I'm not sure which of these definitions is favored by Mac OS, though it seems unlikely that your computer would not have any paged memory allocated, so I'm guessing that it probably is adding 8GB of paged memory to your 8GB of actual RAM, for a total of 16GB of available (virtual) memory.
Remember that because the Operating System manages memory allocation and deallocation requests, it is free to do just about whatever it wants. My understanding is that most operating systems have different memory allocation tables for each process, so they could literally give the same virtual memory address to multiple programs, but those memory addresses would map to different actual blocks in memory. So a 64-bit operating system can allocate the maximum amount of 32-bit addresses to multiple 32-bit programs--they're not all limited to the same 32-bit memory addresses.
However, there are limits: the operating system can have limits set to the size that the page file is allowed to grow to. So unless you've deliberately told your Operating System to do so, it will probably not have 64 GB of total Virtual Memory. And even if it did, it can't allocate all 64 GB to every program, so you'd most likely have an OutOfMemory
error before the OS allocates a virtual address at 0xFFFFFFFFF
to your program. (In fact, I wouldn't be surprised to learn that 0xFFFFFFFFF
is actually a reserved error-code location, similar to 0x0
.) But since the addresses that your program knows about have no correlation to true memory addresses, there's a possibility that you'd end up being allocated a memory address that your program thinks of as 0xFFFFFFFFF
, even if the operating system isn't using anywhere near that much memory.
Is there one big giant page table which includes all the pages for every process or each process has its own page table?

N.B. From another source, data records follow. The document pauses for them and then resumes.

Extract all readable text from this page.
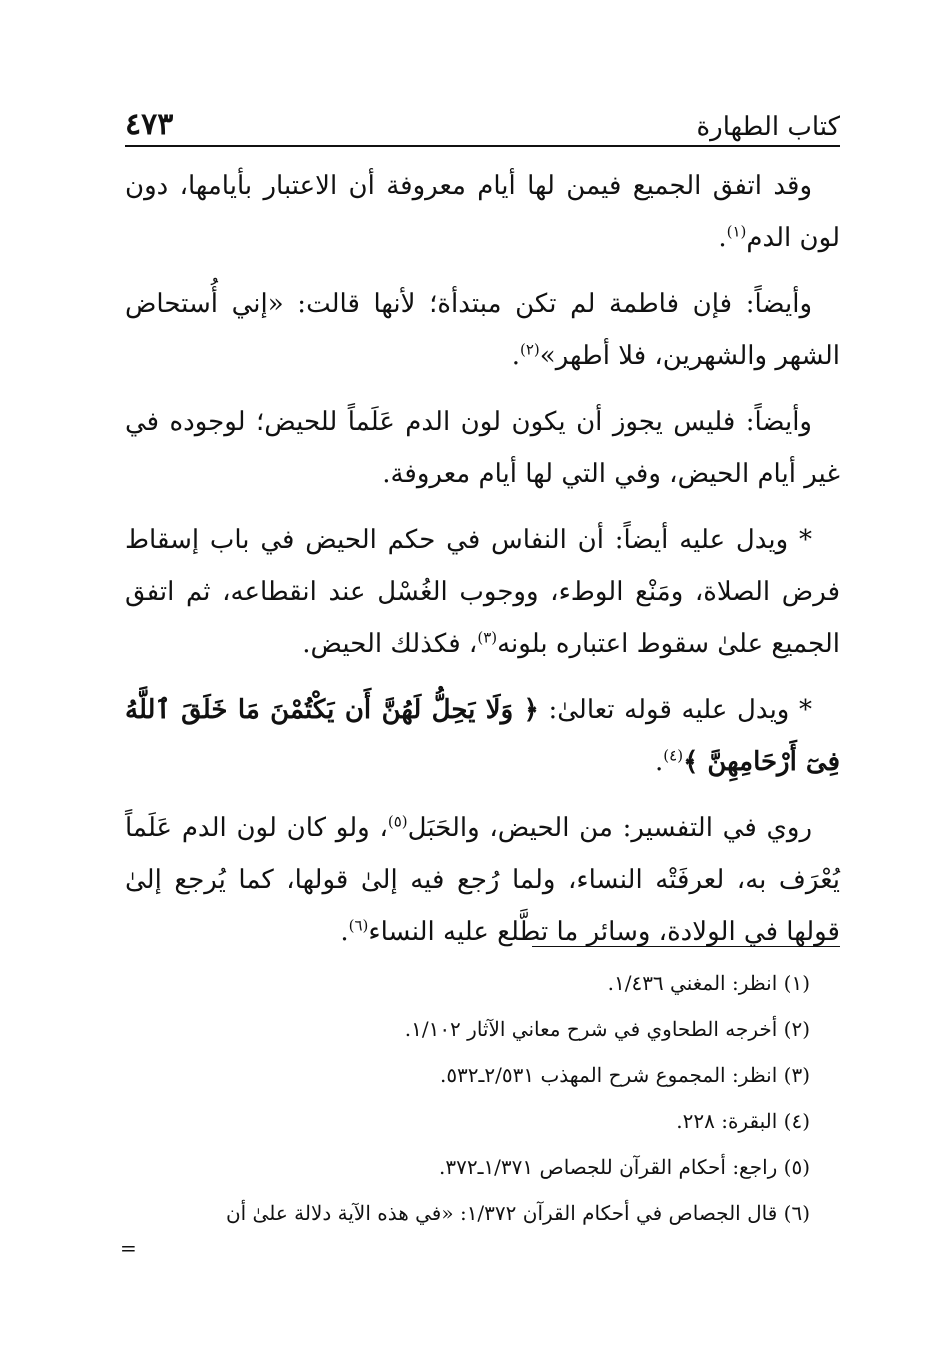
كتاب الطهارة
٤٧٣

وقد اتفق الجميع فيمن لها أيام معروفة أن الاعتبار بأيامها، دون لون الدم$^{(١)}$.

وأيضاً: فإن فاطمة لم تكن مبتدأة؛ لأنها قالت: «إني أُستحاض الشهر والشهرين، فلا أطهر»$^{(٢)}$.

وأيضاً: فليس يجوز أن يكون لون الدم عَلَماً للحيض؛ لوجوده في غير أيام الحيض، وفي التي لها أيام معروفة.

* ويدل عليه أيضاً: أن النفاس في حكم الحيض في باب إسقاط فرض الصلاة، ومَنْع الوطء، ووجوب الغُسْل عند انقطاعه، ثم اتفق الجميع علىٰ سقوط اعتباره بلونه$^{(٣)}$، فكذلك الحيض.

* ويدل عليه قوله تعالىٰ: ﴿ وَلَا يَحِلُّ لَهُنَّ أَن يَكْتُمْنَ مَا خَلَقَ ٱللَّهُ فِىٓ أَرْحَامِهِنَّ ﴾$^{(٤)}$.

روي في التفسير: من الحيض، والحَبَل$^{(٥)}$، ولو كان لون الدم عَلَماً يُعْرَف به، لعرفَتْه النساء، ولما رُجع فيه إلىٰ قولها، كما يُرجع إلىٰ قولها في الولادة، وسائر ما تطَّلع عليه النساء$^{(٦)}$.

(١) انظر: المغني ١/٤٣٦.
(٢) أخرجه الطحاوي في شرح معاني الآثار ١/١٠٢.
(٣) انظر: المجموع شرح المهذب ٢/٥٣١ـ٥٣٢.
(٤) البقرة: ٢٢٨.
(٥) راجع: أحكام القرآن للجصاص ١/٣٧١ـ٣٧٢.
(٦) قال الجصاص في أحكام القرآن ١/٣٧٢: «في هذه الآية دلالة علىٰ أن
=
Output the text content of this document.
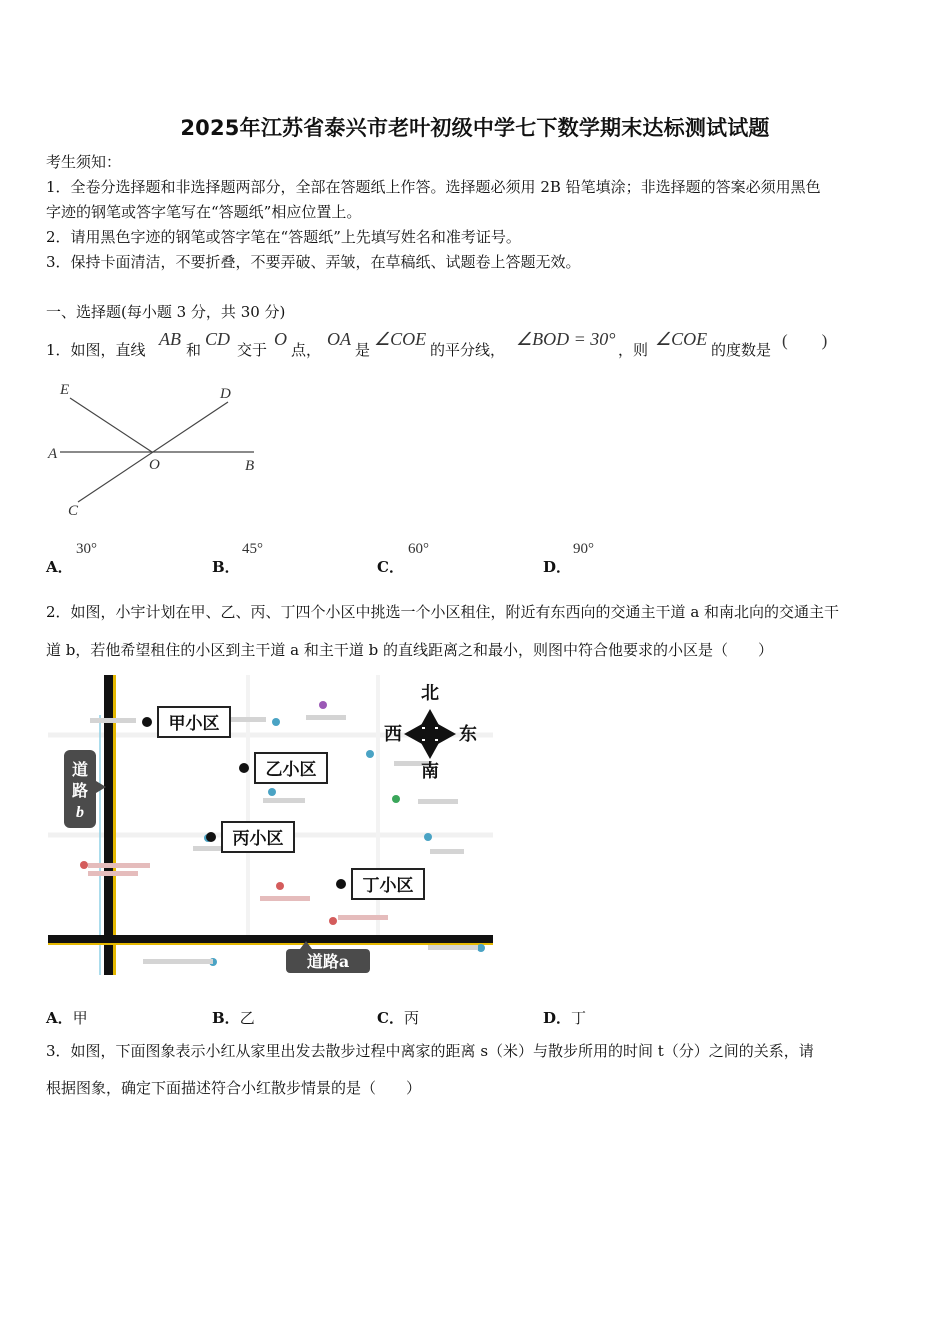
2025年江苏省泰兴市老叶初级中学七下数学期末达标测试试题
考生须知：
1．全卷分选择题和非选择题两部分，全部在答题纸上作答。选择题必须用 2B 铅笔填涂；非选择题的答案必须用黑色
字迹的钢笔或答字笔写在“答题纸”相应位置上。
2．请用黑色字迹的钢笔或答字笔在“答题纸”上先填写姓名和准考证号。
3．保持卡面清洁，不要折叠，不要弄破、弄皱，在草稿纸、试题卷上答题无效。
一、选择题(每小题 3 分，共 30 分)
1．如图，直线
AB
和
CD
交于
O
点，
OA
是
∠COE
的平分线，
∠BOD = 30°
，则
∠COE
的度数是 (　　)
E	D
A
O	B
C
A．
30°
B．
45°
C．
60°
D．
90°
2．如图，小宇计划在甲、乙、丙、丁四个小区中挑选一个小区租住，附近有东西向的交通主干道 a 和南北向的交通主干
道 b，若他希望租住的小区到主干道 a 和主干道 b 的直线距离之和最小，则图中符合他要求的小区是（　　）
甲小区
乙小区
丙小区
丁小区
道
路
b
道路a
北
南
西	东
A．甲	B．乙	C．丙	D．丁
3．如图，下面图象表示小红从家里出发去散步过程中离家的距离 s（米）与散步所用的时间 t（分）之间的关系，请
根据图象，确定下面描述符合小红散步情景的是（　　）
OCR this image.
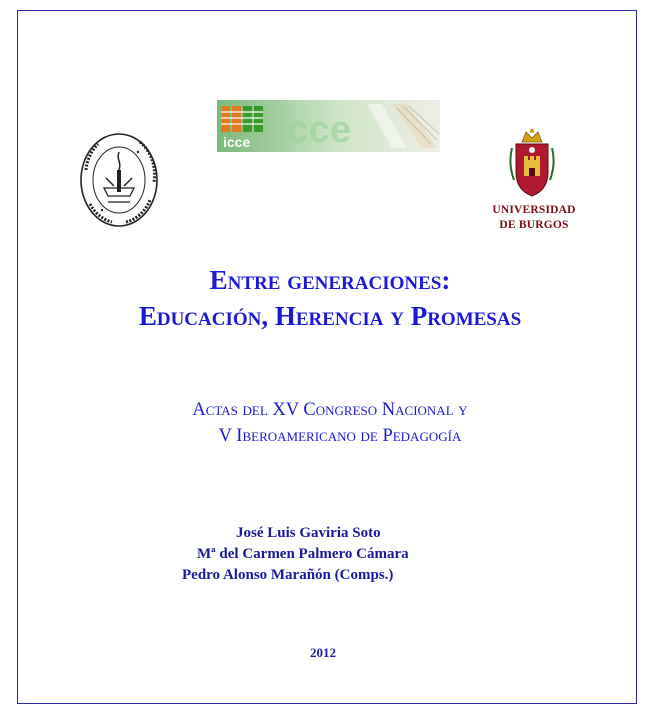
icce icce
UNIVERSIDAD
DE BURGOS
Entre generaciones:
Educación, Herencia y Promesas
Actas del XV Congreso Nacional y
V Iberoamericano de Pedagogía
José Luis Gaviria Soto
Mª del Carmen Palmero Cámara
Pedro Alonso Marañón (Comps.)
2012
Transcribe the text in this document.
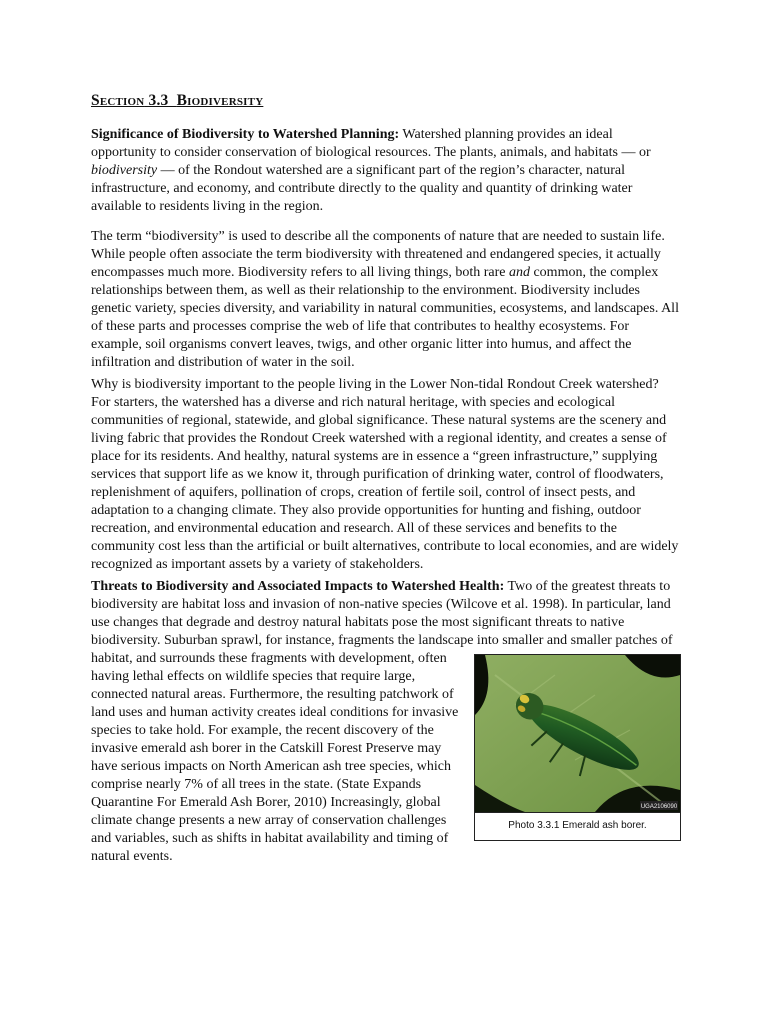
Section 3.3 Biodiversity

Significance of Biodiversity to Watershed Planning: Watershed planning provides an ideal opportunity to consider conservation of biological resources. The plants, animals, and habitats — or biodiversity — of the Rondout watershed are a significant part of the region’s character, natural infrastructure, and economy, and contribute directly to the quality and quantity of drinking water available to residents living in the region.

The term “biodiversity” is used to describe all the components of nature that are needed to sustain life. While people often associate the term biodiversity with threatened and endangered species, it actually encompasses much more. Biodiversity refers to all living things, both rare and common, the complex relationships between them, as well as their relationship to the environment. Biodiversity includes genetic variety, species diversity, and variability in natural communities, ecosystems, and landscapes. All of these parts and processes comprise the web of life that contributes to healthy ecosystems. For example, soil organisms convert leaves, twigs, and other organic litter into humus, and affect the infiltration and distribution of water in the soil.

Why is biodiversity important to the people living in the Lower Non-tidal Rondout Creek watershed? For starters, the watershed has a diverse and rich natural heritage, with species and ecological communities of regional, statewide, and global significance. These natural systems are the scenery and living fabric that provides the Rondout Creek watershed with a regional identity, and creates a sense of place for its residents. And healthy, natural systems are in essence a “green infrastructure,” supplying services that support life as we know it, through purification of drinking water, control of floodwaters, replenishment of aquifers, pollination of crops, creation of fertile soil, control of insect pests, and adaptation to a changing climate. They also provide opportunities for hunting and fishing, outdoor recreation, and environmental education and research. All of these services and benefits to the community cost less than the artificial or built alternatives, contribute to local economies, and are widely recognized as important assets by a variety of stakeholders.

Threats to Biodiversity and Associated Impacts to Watershed Health: Two of the greatest threats to biodiversity are habitat loss and invasion of non-native species (Wilcove et al. 1998). In particular, land use changes that degrade and destroy natural habitats pose the most significant threats to native biodiversity. Suburban sprawl, for instance, fragments the landscape into smaller and smaller patches of habitat, and surrounds these fragments with development, often
UGA2106090
Photo 3.3.1 Emerald ash borer.
having lethal effects on wildlife species that require large, connected natural areas. Furthermore, the resulting patchwork of land uses and human activity creates ideal conditions for invasive species to take hold. For example, the recent discovery of the invasive emerald ash borer in the Catskill Forest Preserve may have serious impacts on North American ash tree species, which comprise nearly 7% of all trees in the state. (State Expands Quarantine For Emerald Ash Borer, 2010) Increasingly, global climate change presents a new array of conservation challenges and variables, such as shifts in habitat availability and timing of natural events.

Likely both... and then some.
- Each process has its private memory table, and the OS will actively prevent your program from accessing a memory address that hasn't been allocated to this table.
- There's also such a thing as Shared Memory, so two processes which need to use the same information can create an area of shared memory and have addresses in that memory space be accessible by both.
- The Operating System itself obviously needs to have some way to track how much overall memory is available, which address spaces are free/used, and which virtual memory blocks have been allocated to which locations in RAM or in the page file.
So, supposing a process has been allocated memory at address 0x00000002
, when it goes to load the value out of that memory address, the operating system might recognize that this actually maps to the real memory address 0x00000F23
, and that is the memory address whose value will actually be fetched into the CPU register. Or, it could realize that it has moved the page containing that address onto the disk somewhere, in which case the operating system will find an empty part of memory and load the page's data from the disk into that memory first. (Again, this memory address doesn't have any correlation with the original memory address that the program requested.)
If there isn't any empty memory to pull the page from, the OS will first have to move some data out of memory and into the page file. It tries to intelligently determine which memory is least likely to be used in the near future. But sometimes you end up with memory constantly getting requested shortly after it gets swapped to the disk, only to replace the next piece of memory that a program was about to request. This "thrashing" is what causes computers with insufficient memory to go really, really slow, since disk accesses are orders of magnitude slower than memory accesses.